Amtrak’s thrice-weekly Cardinal service, which runs through Fayette County on its way between Chicago and New York City, listed today’s run as canceled on the Amtrak website. Friday’s run is listed as “sold out,” which the service often does to block ticket sales on annulled runs. Tickets are being sold online for Sunday’s run.

Staff writers Ken Ward Jr., Erin Beck and Phil Kabler contributed to this report.

CSX apologizes for derailment as fire still burns

Repost from Metro News, Charleston, WV

CSX apologizes for derailment as fire still burns

By Shauna Johnson, February 17, 2015 at 5:58PM
U.S. Sen. Joe Manchin at the train derailment site on Tuesday.

FAYETTE COUNTY, W.Va. – A CSX spokesperson offered an apology Tuesday as fire continued to burn at the site of a train derailment that forced 1,000 people to evacuate.

“I would like to apologize for the significant disruption in the lives of a lot of people in those communities there, and let me pledge that we’re working to get everything back in order as quickly as we can,” Gary Sease told MetroNews “Talkline.”

Sease and Gov. Earl Ray Tomblin gave addressed Monday’s accident where 26 tanker cars that were part of a 109-car train hauling Bakken crude oil derailed near Mount Carbon and Deepwater. At times, 19 of those cars were on fire.

Flames shoot skyward after the CSX train derailed near Mount Carbon, W.Va. on Monday.

Claiming none of those burning cars made it into the Kanawha River or its Armstrong Creek tributary, Sease said officials determined “to let the fire burn out.”

Seven of the cars that derailed did not rupture and were being uprighted, while 79 other cars that stayed on the tracks had been pulled away from the derailment scene by Tuesday. Sease estimated each of the cars contained 29,500 gallons of oil.

Sease could not provide an estimate on how much crude oil may have spilled from the ruptured tanker cars and could not confirm the speed of the train at the time of the derailment.

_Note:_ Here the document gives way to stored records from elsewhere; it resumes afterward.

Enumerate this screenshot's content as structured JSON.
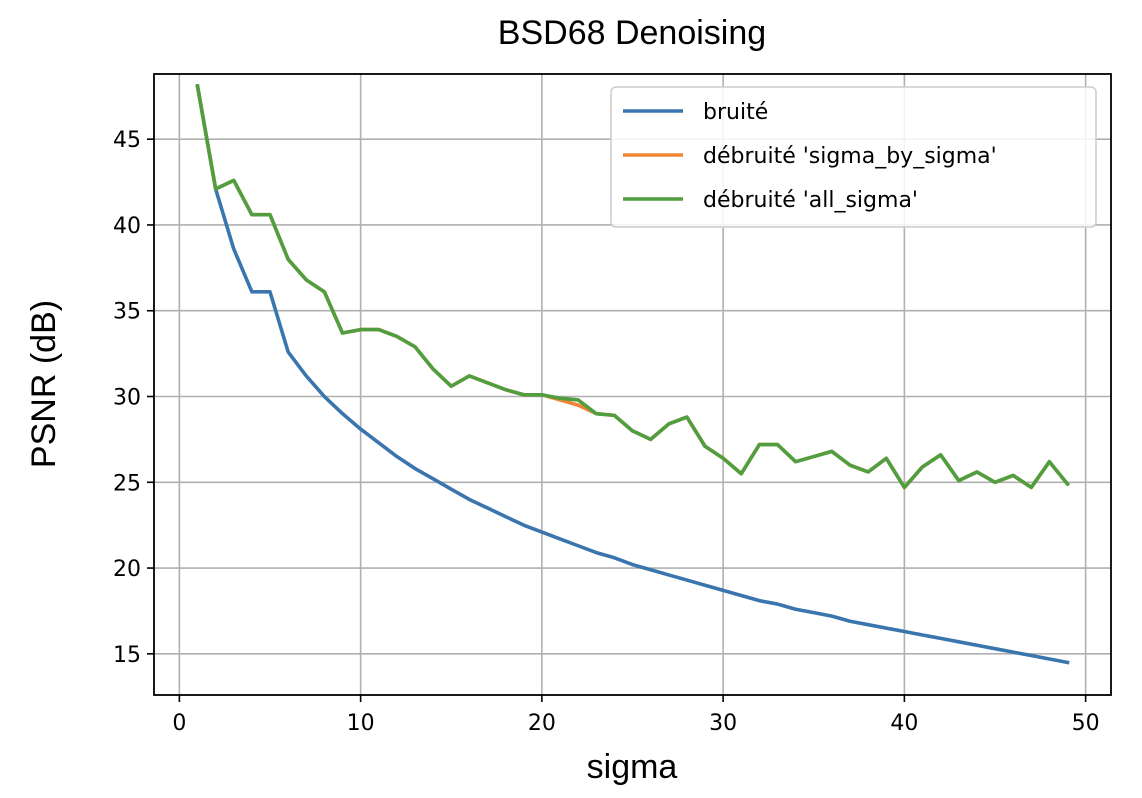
{
  "chart_data": {
    "type": "line",
    "title": "BSD68 Denoising",
    "xlabel": "sigma",
    "ylabel": "PSNR (dB)",
    "xlim": [
      -1.4,
      51.4
    ],
    "ylim": [
      12.6,
      48.8
    ],
    "xticks": [
      0,
      10,
      20,
      30,
      40,
      50
    ],
    "yticks": [
      15,
      20,
      25,
      30,
      35,
      40,
      45
    ],
    "grid": true,
    "legend_position": "top-right",
    "x": [
      1,
      2,
      3,
      4,
      5,
      6,
      7,
      8,
      9,
      10,
      11,
      12,
      13,
      14,
      15,
      16,
      17,
      18,
      19,
      20,
      21,
      22,
      23,
      24,
      25,
      26,
      27,
      28,
      29,
      30,
      31,
      32,
      33,
      34,
      35,
      36,
      37,
      38,
      39,
      40,
      41,
      42,
      43,
      44,
      45,
      46,
      47,
      48,
      49
    ],
    "series": [
      {
        "name": "bruité",
        "color": "#3a75ae",
        "values": [
          48.1,
          42.1,
          38.6,
          36.1,
          36.1,
          32.6,
          31.2,
          30.0,
          29.0,
          28.1,
          27.3,
          26.5,
          25.8,
          25.2,
          24.6,
          24.0,
          23.5,
          23.0,
          22.5,
          22.1,
          21.7,
          21.3,
          20.9,
          20.6,
          20.2,
          19.9,
          19.6,
          19.3,
          19.0,
          18.7,
          18.4,
          18.1,
          17.9,
          17.6,
          17.4,
          17.2,
          16.9,
          16.7,
          16.5,
          16.3,
          16.1,
          15.9,
          15.7,
          15.5,
          15.3,
          15.1,
          14.9,
          14.7,
          14.5
        ]
      },
      {
        "name": "débruité 'sigma_by_sigma'",
        "color": "#ef8535",
        "values": [
          48.1,
          42.1,
          42.6,
          40.6,
          40.6,
          38.0,
          36.8,
          36.1,
          33.7,
          33.9,
          33.9,
          33.5,
          32.9,
          31.6,
          30.6,
          31.2,
          30.8,
          30.4,
          30.1,
          30.1,
          29.8,
          29.5,
          29.0,
          28.9,
          28.0,
          27.5,
          28.4,
          28.8,
          27.1,
          26.4,
          25.5,
          27.2,
          27.2,
          26.2,
          26.5,
          26.8,
          26.0,
          25.6,
          26.4,
          24.7,
          25.9,
          26.6,
          25.1,
          25.6,
          25.0,
          25.4,
          24.7,
          26.2,
          24.9
        ]
      },
      {
        "name": "débruité 'all_sigma'",
        "color": "#509e3f",
        "values": [
          48.1,
          42.1,
          42.6,
          40.6,
          40.6,
          38.0,
          36.8,
          36.1,
          33.7,
          33.9,
          33.9,
          33.5,
          32.9,
          31.6,
          30.6,
          31.2,
          30.8,
          30.4,
          30.1,
          30.1,
          29.9,
          29.8,
          29.0,
          28.9,
          28.0,
          27.5,
          28.4,
          28.8,
          27.1,
          26.4,
          25.5,
          27.2,
          27.2,
          26.2,
          26.5,
          26.8,
          26.0,
          25.6,
          26.4,
          24.7,
          25.9,
          26.6,
          25.1,
          25.6,
          25.0,
          25.4,
          24.7,
          26.2,
          24.9
        ]
      }
    ]
  }
}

No one was seriously injured, though one home was destroyed. Evacuated residents were not being allowed back into their homes 24 hours later and officials gave no indications of how long the evacuation would last.

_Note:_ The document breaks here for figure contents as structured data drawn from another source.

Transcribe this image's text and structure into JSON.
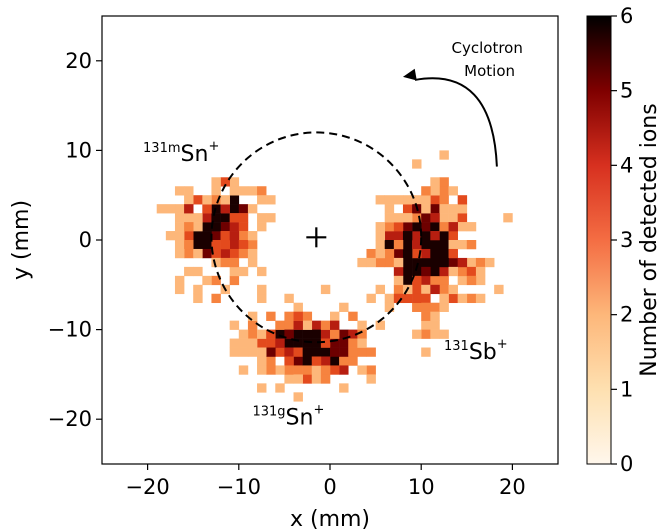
{
  "chart_data": {
    "type": "heatmap",
    "xlabel": "x (mm)",
    "ylabel": "y (mm)",
    "xlim": [
      -25,
      25
    ],
    "ylim": [
      -25,
      25
    ],
    "xticks": [
      -20,
      -10,
      0,
      10,
      20
    ],
    "xtick_labels": [
      "−20",
      "−10",
      "0",
      "10",
      "20"
    ],
    "yticks": [
      -20,
      -10,
      0,
      10,
      20
    ],
    "ytick_labels": [
      "−20",
      "−10",
      "0",
      "10",
      "20"
    ],
    "bin_size_mm": 1,
    "grid": false,
    "colorbar": {
      "label": "Number of detected ions",
      "range": [
        0,
        6
      ],
      "ticks": [
        0,
        1,
        2,
        3,
        4,
        5,
        6
      ],
      "colormap": [
        "#fff7ec",
        "#fdd49e",
        "#fc8d59",
        "#d7301f",
        "#7f0000",
        "#000000"
      ]
    },
    "clusters": [
      {
        "label": {
          "sup": "131m",
          "base": "Sn",
          "charge": "+"
        },
        "center": [
          -12.5,
          1.2
        ],
        "sigma": [
          2.3,
          2.6
        ],
        "counts": 230,
        "label_anchor": [
          -20.5,
          8.8
        ]
      },
      {
        "label": {
          "sup": "131",
          "base": "Sb",
          "charge": "+"
        },
        "center": [
          10.5,
          -1.5
        ],
        "sigma": [
          2.6,
          3.3
        ],
        "counts": 420,
        "label_anchor": [
          12.5,
          -13.3
        ]
      },
      {
        "label": {
          "sup": "131g",
          "base": "Sn",
          "charge": "+"
        },
        "center": [
          -2.2,
          -12.0
        ],
        "sigma": [
          3.0,
          1.9
        ],
        "counts": 300,
        "label_anchor": [
          -8.5,
          -20.6
        ]
      }
    ],
    "orbit": {
      "center": [
        -1.5,
        0.3
      ],
      "radius": 11.5,
      "style": "dashed"
    },
    "center_marker": {
      "position": [
        -1.5,
        0.3
      ],
      "symbol": "+"
    },
    "annotations": [
      {
        "text_lines": [
          "Cyclotron",
          "Motion"
        ],
        "position": [
          17.5,
          20.0
        ]
      }
    ],
    "arrow": {
      "from": [
        18.3,
        8.2
      ],
      "to": [
        8.0,
        18.2
      ],
      "curved": true
    }
  }
}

State officials said 85 residents were in two emergency shelters on Monday night.

“We have arranged a number of hotel rooms,” Sease said. “We are trying to move people from shelters to the motel rooms which are more comfortable so they can stay there until the all-clear is sounded and they can get back to their homes.”

About 700 homes and businesses in Fayette County did not have power Tuesday morning because of damage blamed on the derailment and the subsequent explosion and fires that sent flames hundreds of feet into the air.

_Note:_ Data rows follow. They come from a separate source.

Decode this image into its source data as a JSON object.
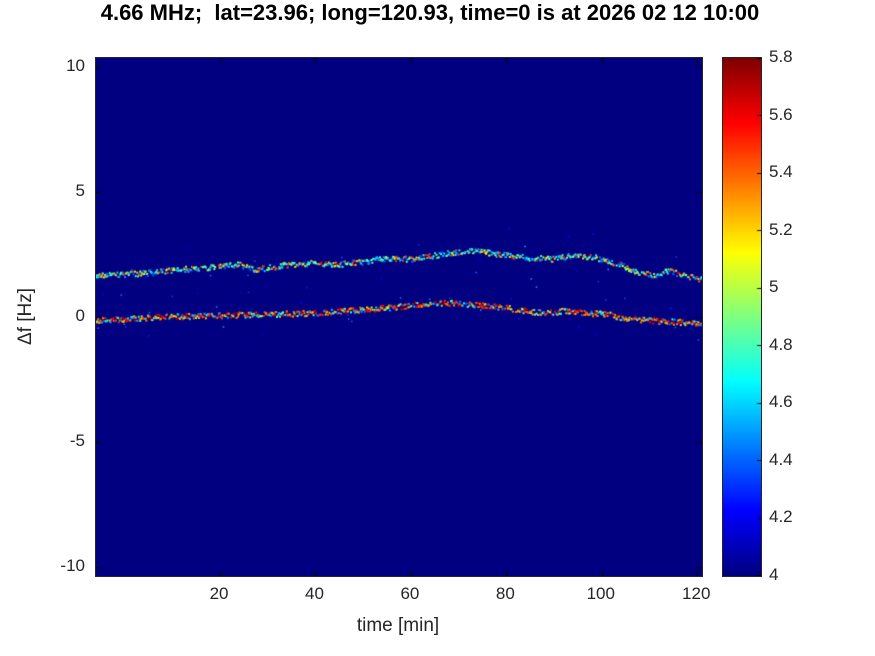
{
  "figure": {
    "title": "4.66 MHz;  lat=23.96; long=120.93, time=0 is at 2026 02 12 10:00"
  },
  "chart_data": {
    "type": "heatmap",
    "title": "4.66 MHz;  lat=23.96; long=120.93, time=0 is at 2026 02 12 10:00",
    "xlabel": "time [min]",
    "ylabel": "Δf [Hz]",
    "xlim": [
      -6,
      121
    ],
    "ylim": [
      -10.36,
      10.36
    ],
    "x_ticks": [
      20,
      40,
      60,
      80,
      100,
      120
    ],
    "x_tick_labels": [
      "20",
      "40",
      "60",
      "80",
      "100",
      "120"
    ],
    "y_ticks": [
      -10,
      -5,
      0,
      5,
      10
    ],
    "y_tick_labels": [
      "-10",
      "-5",
      "0",
      "5",
      "10"
    ],
    "grid": false,
    "background_value": 4,
    "background_color": "#00007f",
    "colorbar": {
      "position": "right",
      "colormap": "jet",
      "limits": [
        4,
        5.8
      ],
      "tick_values": [
        4,
        4.2,
        4.4,
        4.6,
        4.8,
        5,
        5.2,
        5.4,
        5.6,
        5.8
      ],
      "tick_labels": [
        "4",
        "4.2",
        "4.4",
        "4.6",
        "4.8",
        "5",
        "5.2",
        "5.4",
        "5.6",
        "5.8"
      ]
    },
    "series": [
      {
        "name": "upper-doppler-trace",
        "description": "speckled trace near +2 Hz, mostly cyan/green/yellow",
        "x": [
          -6,
          0,
          5,
          10,
          15,
          20,
          24,
          27,
          30,
          35,
          40,
          45,
          50,
          55,
          60,
          65,
          70,
          73,
          77,
          81,
          85,
          90,
          94,
          98,
          102,
          105,
          108,
          111,
          114,
          117,
          121
        ],
        "y": [
          1.65,
          1.7,
          1.75,
          1.85,
          1.95,
          2.0,
          2.1,
          1.9,
          1.95,
          2.1,
          2.15,
          2.1,
          2.2,
          2.35,
          2.3,
          2.45,
          2.6,
          2.65,
          2.55,
          2.45,
          2.35,
          2.3,
          2.45,
          2.4,
          2.2,
          2.0,
          1.75,
          1.65,
          1.85,
          1.65,
          1.5
        ],
        "value_range_primary": [
          4.35,
          5.0
        ],
        "value_range_secondary": [
          5.05,
          5.6
        ],
        "secondary_fraction": 0.3
      },
      {
        "name": "lower-doppler-trace",
        "description": "speckled trace near 0 Hz, mostly orange/red",
        "x": [
          -6,
          0,
          10,
          20,
          30,
          40,
          48,
          55,
          60,
          65,
          68,
          72,
          76,
          80,
          85,
          89,
          93,
          97,
          101,
          105,
          110,
          115,
          121
        ],
        "y": [
          -0.15,
          -0.1,
          0.0,
          0.05,
          0.1,
          0.15,
          0.25,
          0.35,
          0.45,
          0.5,
          0.55,
          0.5,
          0.45,
          0.35,
          0.2,
          0.15,
          0.25,
          0.15,
          0.1,
          -0.05,
          -0.15,
          -0.2,
          -0.25
        ],
        "value_range_primary": [
          5.2,
          5.7
        ],
        "value_range_secondary": [
          4.4,
          5.0
        ],
        "secondary_fraction": 0.3
      }
    ]
  }
}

“It’s not extensive damage (to the power system), but the conditions are a little different,” said Phil Moye, spokesperson for Appalachian Power.

Moye said crews equipped with air monitors entered the derailment site to make power repairs Tuesday morning. He estimated power could be restored as soon as Tuesday afternoon.

Laura Jordan, spokesperson for West Virginia American Water Company, said the Montgomery Water Treatment Plant resumed operations at shortly after 1 p.m. Tuesday, though it could take as along as two days to restore service throughout the system.

The intake for the facility was closed as a precaution Monday after initial derailment reports indicated a car and its oil tumbled into the Kanawha River.

“There were no rail cars that actually made it into the river,” Jordan said, referencing information CSX provided. “In fact, the (place) where the accident occurred was right at the mouth of Armstrong Creek, which is at the mouth of the Kanawha River, but not in the Kanawha River itself.”

Jordan said three water tests were taken from Kanawha River samples and none showed crude oil in the water at the intake for the Montgomery treatment plant.

Officials with the U.S. Department of Transportation said the Federal Railroad Administration would be visiting the scene.

The CSX train was en route from North Dakota to Yorktown, Va. Last April, 17 tanker cars derailed on the same line in Lynchburg, Va., with several of the cars spilling into the James River.

A State of Emergency was still in effect for both Kanawha County and Fayette County on Tuesday.

Crews and equipment lined up along state Route 61 in Montgomery Tuesday ready to begin derailment cleanup once they get the okay.